The shuttering of a boutique modeling agency isn’t usually a subject for national debate, but when it is partially owned by the president, that changes things. When news hit last week that Trump Models might be closing its doors, few were surprised. President Trump’s polarizing reputation has taken a toll on many of the businesses that bear his name, but his modeling agency faced a particularly difficult challenge. In a leaked email obtained by Mother Jones, Trump Models’s president, Corinne Nicolas, saluted the agency’s success over the past 18 years and shared the news that the Trump Organization parent company was phasing out its modeling segment to focus on business interests in golf, hospitality, and real estate.
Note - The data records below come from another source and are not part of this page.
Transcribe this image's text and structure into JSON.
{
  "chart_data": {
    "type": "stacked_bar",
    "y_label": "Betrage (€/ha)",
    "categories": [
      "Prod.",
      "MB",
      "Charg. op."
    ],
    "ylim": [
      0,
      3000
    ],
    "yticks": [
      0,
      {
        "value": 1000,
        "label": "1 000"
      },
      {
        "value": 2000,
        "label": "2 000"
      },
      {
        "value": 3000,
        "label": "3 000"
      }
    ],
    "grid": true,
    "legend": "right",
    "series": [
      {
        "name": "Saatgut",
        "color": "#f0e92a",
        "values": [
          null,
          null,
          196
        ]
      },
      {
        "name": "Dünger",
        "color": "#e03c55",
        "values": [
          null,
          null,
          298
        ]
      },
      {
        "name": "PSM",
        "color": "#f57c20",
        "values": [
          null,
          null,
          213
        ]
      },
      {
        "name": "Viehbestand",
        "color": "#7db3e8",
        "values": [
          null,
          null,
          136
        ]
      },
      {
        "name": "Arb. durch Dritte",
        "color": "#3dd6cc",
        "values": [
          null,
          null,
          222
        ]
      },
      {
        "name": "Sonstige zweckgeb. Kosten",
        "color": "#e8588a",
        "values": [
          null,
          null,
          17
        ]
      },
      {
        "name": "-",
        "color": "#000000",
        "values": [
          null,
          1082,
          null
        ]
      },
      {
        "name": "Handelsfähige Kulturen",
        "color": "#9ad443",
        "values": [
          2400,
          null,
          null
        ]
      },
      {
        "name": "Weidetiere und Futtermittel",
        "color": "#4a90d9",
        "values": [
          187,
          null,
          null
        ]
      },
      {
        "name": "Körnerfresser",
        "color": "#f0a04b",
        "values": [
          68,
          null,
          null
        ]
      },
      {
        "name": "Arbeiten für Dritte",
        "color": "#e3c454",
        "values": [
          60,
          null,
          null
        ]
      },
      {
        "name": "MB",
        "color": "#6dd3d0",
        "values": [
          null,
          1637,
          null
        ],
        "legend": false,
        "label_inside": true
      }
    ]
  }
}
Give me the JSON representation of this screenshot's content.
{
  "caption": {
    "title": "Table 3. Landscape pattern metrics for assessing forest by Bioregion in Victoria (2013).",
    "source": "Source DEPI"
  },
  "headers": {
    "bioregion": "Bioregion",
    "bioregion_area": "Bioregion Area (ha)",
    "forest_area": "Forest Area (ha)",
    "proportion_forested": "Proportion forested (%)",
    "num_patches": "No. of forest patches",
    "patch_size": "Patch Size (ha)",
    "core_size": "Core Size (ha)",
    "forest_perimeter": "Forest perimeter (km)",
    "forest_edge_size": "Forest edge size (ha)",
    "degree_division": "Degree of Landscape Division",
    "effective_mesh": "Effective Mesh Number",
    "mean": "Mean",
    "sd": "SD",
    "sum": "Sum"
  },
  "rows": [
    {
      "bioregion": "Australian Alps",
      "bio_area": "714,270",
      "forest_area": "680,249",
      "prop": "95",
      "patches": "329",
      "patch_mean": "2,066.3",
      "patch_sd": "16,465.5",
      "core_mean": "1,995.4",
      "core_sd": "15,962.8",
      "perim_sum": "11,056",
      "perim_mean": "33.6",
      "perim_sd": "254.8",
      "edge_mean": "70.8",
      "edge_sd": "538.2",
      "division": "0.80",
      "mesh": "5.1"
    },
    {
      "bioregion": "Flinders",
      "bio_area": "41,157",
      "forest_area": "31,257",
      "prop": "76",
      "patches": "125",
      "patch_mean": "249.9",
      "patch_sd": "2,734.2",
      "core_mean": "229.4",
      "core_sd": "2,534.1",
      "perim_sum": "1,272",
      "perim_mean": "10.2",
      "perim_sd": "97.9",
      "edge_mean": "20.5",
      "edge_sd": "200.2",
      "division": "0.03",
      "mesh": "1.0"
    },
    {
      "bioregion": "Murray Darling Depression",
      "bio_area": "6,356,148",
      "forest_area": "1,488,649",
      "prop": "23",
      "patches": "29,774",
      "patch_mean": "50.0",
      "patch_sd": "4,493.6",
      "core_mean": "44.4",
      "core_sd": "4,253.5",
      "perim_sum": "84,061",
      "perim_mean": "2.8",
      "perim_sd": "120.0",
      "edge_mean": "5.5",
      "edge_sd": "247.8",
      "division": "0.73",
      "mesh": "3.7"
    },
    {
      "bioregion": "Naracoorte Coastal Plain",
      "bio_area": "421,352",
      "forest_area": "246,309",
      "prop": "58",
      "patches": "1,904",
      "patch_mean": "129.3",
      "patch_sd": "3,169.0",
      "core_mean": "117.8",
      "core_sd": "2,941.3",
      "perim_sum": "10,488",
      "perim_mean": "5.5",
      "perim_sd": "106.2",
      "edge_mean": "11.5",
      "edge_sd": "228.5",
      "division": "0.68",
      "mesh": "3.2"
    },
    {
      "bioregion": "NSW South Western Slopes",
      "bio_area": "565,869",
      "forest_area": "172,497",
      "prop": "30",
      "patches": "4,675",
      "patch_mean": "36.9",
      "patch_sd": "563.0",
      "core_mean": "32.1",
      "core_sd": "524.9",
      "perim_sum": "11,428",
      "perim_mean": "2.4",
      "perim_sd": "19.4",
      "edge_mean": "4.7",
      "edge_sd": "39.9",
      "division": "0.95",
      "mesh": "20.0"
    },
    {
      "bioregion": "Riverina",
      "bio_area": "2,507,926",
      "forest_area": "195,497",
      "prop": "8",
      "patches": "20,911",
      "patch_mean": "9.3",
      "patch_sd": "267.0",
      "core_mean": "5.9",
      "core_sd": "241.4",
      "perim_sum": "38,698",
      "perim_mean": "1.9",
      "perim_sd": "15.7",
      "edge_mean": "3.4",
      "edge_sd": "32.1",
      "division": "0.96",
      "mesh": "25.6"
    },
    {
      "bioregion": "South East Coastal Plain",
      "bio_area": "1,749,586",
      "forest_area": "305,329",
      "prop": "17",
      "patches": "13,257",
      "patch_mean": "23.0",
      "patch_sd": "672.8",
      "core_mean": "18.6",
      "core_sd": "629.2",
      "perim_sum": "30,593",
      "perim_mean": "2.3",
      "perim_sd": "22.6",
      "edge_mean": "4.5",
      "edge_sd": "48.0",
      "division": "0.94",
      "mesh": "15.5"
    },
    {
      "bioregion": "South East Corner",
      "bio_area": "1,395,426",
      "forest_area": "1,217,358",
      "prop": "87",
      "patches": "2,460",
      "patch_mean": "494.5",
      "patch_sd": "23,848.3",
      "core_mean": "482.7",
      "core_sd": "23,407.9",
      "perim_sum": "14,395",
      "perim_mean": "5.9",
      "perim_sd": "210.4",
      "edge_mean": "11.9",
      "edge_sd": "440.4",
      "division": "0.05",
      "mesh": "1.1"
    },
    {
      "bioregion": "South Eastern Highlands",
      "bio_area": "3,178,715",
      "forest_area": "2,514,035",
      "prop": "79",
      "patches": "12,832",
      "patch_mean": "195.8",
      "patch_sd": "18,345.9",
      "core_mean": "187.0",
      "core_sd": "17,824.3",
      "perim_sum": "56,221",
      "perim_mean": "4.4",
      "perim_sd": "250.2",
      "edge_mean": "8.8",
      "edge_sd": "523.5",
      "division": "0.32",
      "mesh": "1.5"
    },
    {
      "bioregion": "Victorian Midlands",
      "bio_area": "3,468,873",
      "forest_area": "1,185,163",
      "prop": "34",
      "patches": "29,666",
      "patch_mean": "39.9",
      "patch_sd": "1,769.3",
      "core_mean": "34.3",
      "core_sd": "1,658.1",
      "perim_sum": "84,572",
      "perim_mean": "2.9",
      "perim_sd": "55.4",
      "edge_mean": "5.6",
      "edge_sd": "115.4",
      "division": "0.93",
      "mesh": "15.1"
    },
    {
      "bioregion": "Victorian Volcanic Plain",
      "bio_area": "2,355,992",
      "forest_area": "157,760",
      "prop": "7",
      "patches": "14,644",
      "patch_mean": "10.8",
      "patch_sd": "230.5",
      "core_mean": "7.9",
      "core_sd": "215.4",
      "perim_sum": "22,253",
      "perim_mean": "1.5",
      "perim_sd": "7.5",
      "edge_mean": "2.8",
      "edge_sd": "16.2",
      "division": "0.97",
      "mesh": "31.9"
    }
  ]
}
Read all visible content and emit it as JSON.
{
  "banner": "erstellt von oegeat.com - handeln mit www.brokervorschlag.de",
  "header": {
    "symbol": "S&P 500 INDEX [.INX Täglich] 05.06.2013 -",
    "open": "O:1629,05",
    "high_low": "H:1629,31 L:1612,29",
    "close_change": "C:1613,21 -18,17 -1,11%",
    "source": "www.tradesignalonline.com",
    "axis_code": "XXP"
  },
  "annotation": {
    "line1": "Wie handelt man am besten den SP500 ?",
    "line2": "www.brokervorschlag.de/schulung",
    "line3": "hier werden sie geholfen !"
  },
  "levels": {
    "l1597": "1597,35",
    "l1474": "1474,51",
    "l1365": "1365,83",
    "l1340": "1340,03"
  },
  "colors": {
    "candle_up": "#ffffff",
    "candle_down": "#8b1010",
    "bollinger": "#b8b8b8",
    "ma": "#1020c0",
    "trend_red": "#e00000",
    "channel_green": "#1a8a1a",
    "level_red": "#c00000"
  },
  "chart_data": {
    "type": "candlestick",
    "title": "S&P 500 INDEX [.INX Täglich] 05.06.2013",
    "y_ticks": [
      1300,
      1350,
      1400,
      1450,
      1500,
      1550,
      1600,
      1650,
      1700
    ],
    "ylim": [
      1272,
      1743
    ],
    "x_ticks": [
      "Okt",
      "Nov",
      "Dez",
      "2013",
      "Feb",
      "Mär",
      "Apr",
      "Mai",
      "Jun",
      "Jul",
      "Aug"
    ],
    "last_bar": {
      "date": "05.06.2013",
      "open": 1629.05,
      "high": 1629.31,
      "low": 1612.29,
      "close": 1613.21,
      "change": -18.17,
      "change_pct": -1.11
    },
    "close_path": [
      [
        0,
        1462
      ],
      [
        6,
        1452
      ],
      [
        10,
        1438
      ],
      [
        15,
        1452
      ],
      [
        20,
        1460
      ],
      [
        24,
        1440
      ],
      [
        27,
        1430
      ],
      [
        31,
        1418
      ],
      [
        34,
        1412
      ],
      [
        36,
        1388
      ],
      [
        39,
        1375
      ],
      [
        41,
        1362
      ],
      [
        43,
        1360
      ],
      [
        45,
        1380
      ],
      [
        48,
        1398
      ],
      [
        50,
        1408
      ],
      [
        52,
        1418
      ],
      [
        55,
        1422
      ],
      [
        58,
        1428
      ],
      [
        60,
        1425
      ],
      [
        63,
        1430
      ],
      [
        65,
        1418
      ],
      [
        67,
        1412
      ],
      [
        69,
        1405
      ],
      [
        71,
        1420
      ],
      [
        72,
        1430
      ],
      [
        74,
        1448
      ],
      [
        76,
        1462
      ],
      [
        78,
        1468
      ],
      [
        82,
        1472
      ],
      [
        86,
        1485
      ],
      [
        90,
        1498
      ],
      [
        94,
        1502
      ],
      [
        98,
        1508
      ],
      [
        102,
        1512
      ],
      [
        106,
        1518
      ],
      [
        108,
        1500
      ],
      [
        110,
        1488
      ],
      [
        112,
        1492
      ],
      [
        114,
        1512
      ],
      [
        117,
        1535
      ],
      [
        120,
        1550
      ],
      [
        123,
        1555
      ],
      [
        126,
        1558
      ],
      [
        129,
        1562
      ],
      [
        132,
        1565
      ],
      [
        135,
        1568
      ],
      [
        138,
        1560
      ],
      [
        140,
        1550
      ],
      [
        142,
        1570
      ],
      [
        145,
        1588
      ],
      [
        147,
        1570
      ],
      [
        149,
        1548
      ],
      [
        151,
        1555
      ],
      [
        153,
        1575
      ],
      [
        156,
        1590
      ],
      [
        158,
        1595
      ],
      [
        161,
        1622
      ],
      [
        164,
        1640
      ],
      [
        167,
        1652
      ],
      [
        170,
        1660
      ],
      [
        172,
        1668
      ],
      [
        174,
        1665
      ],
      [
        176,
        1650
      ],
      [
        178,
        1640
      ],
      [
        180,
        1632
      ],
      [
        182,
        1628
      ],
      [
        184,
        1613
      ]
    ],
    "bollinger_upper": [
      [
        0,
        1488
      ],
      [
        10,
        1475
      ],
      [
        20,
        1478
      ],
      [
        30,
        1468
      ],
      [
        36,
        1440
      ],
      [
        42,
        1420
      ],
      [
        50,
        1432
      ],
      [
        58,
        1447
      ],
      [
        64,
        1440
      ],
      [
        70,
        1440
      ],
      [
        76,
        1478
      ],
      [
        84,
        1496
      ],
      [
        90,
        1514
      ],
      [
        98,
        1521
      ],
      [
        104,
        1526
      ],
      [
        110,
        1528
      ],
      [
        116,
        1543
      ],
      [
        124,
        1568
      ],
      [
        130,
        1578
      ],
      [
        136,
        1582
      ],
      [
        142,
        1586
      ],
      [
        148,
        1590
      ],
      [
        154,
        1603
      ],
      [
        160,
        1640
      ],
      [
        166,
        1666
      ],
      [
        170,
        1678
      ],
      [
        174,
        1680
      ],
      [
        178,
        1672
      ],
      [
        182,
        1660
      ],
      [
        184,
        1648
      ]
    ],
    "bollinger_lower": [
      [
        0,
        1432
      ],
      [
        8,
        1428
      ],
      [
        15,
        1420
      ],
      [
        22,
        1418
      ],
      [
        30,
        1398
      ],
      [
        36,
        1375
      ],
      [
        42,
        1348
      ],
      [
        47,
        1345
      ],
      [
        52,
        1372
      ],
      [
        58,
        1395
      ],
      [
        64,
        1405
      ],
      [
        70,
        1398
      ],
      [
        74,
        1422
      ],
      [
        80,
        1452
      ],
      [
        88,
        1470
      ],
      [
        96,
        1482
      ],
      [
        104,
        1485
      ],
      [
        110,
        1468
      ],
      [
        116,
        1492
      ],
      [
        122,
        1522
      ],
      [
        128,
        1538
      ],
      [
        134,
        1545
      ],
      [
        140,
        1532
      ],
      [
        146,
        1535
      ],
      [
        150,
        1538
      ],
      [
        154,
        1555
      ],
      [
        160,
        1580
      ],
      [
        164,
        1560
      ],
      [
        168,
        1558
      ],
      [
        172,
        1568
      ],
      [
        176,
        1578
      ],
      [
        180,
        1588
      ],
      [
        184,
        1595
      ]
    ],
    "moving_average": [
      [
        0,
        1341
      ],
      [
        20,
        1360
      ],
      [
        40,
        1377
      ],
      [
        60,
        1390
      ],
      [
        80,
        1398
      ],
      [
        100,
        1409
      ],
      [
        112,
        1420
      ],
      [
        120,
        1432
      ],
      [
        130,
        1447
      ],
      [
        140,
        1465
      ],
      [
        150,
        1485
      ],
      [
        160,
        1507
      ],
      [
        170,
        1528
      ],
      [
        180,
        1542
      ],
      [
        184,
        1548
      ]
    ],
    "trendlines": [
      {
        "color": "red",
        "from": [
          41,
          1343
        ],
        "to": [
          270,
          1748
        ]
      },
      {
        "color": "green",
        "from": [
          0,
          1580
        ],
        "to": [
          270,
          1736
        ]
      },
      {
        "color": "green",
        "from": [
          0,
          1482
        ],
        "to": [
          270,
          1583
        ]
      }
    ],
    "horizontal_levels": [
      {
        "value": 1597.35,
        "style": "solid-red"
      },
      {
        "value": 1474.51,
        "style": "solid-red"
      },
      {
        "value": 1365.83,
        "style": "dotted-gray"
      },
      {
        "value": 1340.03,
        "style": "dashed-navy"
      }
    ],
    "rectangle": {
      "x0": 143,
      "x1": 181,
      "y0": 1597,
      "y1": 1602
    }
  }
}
The email followed a week’s worth of speculation spurred on by The Washington Post’s exposé on the high-profile women who’d left the agency. Once home to fashion icons including Carmen Dell’Orefice and Pat Cleveland, what it lacked in influence it made up for in the prestige of its iconic supermodels. Founded in 1999, and calling itself T Models at one point, it never rose to powerhouse status. Though it launched several faces over the years—including redhead editorial favorite Katie Moore, Steven Meisel muse Hollie-May Saker, and Sports Illustrated star Mia Kang—the agency attained modest success. Ironically, its greatest achievement may be the one farthest removed from its founder’s ideals: When it launched its Legends division in 2012, it helped to revive interest in models over 40.
The end of Trump Models already has given rise to a series of fresh endeavors. With several models from its Legends board following one of the agency’s top bookers, Patty Sicular, to Iconic Focus, an outpost dedicated to representing older talent, and with onetime Trump Models agent Gabriel Ruas Santos-Rocha, recently founding his own agency, Anti Management, the models and managers appear to be rebounding quickly. Still, the closure may have an impact beyond the formation of new agencies.
With rates down and hundreds of agencies jockeying for the same work, modeling is more competitive than ever, and while business losses are common, in the case of Trump Models the situation may have been exacerbated by its connection to the president. Trump’s history of derogatory statements about women made him a dubious choice for the business of beauty, yet he continuously sought a niche for himself within that world. In the beginning, his reputation for glitz may have added a degree of notoriety, but ultimately he may have become a liability.
There were reports of boycotts from behind the scenes, and many models were said to have questioned the ethics of working for an owner whose political views were at odds with their own. If there’s a lesson to be learned from the closure of Trump Models, it lies in understanding the impact of the current climate on fashion. Another modeling agency founder turned president seems unlikely in the future, and the resistance directed toward Trump’s companies proves that no business is immune to politics.